Grigor Dimitrov was long one of the few who tried to model their game on Federer’s. But Dimitrov, 31, has not managed to make the leap to major champion. Alcaraz, the Spanish prodigy, just did it at age 19 by winning the U.S. Open and rising to No. 1. Federer was his biggest role model, and Alcaraz’s all-court improvisational ability, next-gear power, fabulous movement, yen to attack the net and ability to hit winners from just about anywhere certainly do feel familiar, even without a one-handed backhand and with a better drop shot.
“You have to be extremely explosive and have to move extremely well to be able to play Roger’s kind of tennis,” Ljubicic said. “And Carlos is the first player that is able to even try to play that way, and I’m happy to see he’s doing it, because it is spectacular, literally one highlight after the other. I hope he can keep it up, even if he can’t go as long as Roger did, because I see a lot of people and kids getting excited.”
Federer’s biggest tennis legacy will likely not be tactical or technical. Having played until 41 and having returned to No. 1 at age 36, he has extended the timeline in men’s tennis, managing his schedule and fitness training with great forethought. He has set an example with his interpersonal skills, as well, which have helped him attract (and keep) sponsors as well as fans worldwide.
“I think people will use not only Roger, but Rafa, as a way to go about things,” Roddick said. “A way to treat people, especially on the heels of other all-time greats of tennis who were edgy or prickly or reclusive or you didn’t feel like you got a whole view of them.
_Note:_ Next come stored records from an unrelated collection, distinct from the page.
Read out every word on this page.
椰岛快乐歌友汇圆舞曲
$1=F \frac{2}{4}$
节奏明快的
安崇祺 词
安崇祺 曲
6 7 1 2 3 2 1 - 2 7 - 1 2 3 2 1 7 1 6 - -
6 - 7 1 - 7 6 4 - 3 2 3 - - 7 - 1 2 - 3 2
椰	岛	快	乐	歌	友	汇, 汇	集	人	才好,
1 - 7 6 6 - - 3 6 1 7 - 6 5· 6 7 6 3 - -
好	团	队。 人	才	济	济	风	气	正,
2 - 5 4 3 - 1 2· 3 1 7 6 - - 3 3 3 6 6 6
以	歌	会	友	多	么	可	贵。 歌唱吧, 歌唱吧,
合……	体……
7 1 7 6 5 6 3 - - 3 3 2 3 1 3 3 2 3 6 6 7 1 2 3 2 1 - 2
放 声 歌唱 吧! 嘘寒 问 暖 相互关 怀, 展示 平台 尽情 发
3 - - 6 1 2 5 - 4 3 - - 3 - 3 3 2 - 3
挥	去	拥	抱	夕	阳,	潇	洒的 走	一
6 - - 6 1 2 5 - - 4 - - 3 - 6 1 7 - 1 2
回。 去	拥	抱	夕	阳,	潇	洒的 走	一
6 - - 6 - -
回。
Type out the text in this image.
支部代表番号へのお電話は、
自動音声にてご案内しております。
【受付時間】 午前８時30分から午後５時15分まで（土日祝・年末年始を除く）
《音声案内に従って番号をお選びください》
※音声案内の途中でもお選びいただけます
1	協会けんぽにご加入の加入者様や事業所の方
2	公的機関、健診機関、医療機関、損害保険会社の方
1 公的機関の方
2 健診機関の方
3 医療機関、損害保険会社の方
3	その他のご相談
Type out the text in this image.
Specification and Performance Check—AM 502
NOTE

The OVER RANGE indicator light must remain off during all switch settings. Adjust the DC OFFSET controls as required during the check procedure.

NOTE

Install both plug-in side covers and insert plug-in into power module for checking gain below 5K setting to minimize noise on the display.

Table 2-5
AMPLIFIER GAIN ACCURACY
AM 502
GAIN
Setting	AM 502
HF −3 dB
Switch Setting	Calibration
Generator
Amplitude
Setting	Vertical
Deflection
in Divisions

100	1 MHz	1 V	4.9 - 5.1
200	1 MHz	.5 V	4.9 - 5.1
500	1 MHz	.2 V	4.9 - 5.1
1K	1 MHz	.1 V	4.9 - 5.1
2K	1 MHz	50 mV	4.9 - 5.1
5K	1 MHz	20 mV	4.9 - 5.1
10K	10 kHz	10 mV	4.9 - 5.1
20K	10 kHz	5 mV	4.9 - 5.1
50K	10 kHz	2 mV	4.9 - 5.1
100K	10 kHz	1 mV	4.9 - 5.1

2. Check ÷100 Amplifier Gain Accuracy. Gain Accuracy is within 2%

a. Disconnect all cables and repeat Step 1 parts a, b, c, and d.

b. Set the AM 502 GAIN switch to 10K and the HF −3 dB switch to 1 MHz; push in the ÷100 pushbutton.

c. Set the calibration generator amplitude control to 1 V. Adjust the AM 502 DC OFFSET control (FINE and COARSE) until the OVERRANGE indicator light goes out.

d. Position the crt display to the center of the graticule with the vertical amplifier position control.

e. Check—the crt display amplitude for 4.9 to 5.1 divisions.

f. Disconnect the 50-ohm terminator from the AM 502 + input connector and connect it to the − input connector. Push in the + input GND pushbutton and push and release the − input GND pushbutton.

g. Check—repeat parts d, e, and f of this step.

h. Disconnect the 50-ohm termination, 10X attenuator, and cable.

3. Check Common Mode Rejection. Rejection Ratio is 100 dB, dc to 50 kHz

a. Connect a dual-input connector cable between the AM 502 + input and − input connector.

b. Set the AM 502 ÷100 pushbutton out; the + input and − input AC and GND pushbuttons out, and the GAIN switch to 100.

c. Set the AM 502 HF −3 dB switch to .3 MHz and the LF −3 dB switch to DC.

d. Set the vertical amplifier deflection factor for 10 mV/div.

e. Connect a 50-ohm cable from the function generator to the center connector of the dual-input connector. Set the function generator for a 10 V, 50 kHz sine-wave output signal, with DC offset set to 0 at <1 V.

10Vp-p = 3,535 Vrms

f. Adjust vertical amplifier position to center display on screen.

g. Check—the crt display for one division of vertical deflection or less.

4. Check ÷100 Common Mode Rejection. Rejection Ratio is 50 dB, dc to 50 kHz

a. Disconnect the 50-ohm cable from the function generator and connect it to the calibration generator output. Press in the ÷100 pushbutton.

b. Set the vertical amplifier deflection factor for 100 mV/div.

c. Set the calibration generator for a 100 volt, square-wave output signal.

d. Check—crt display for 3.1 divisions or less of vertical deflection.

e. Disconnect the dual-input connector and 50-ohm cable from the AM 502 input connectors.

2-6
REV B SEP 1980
But Roger and Rafa, you feel you got that whole view, so it’s probably easier to point to them after the fact as the way it should be. But it also creates kind of an insane expectation.”
After a very emotional Friday night, only Nadal is active of that duo, though like Federer he will not play in the rest of this Laver Cup. Nadal, whose wife is expecting their first child, announced he was withdrawing for personal reasons on Saturday.
And while Federer watches the competition from the sideline this weekend, Team Europe will try to maintain their unbeaten streak in the event Federer helped create. The one that will be known from now on as the event he used to say farewell.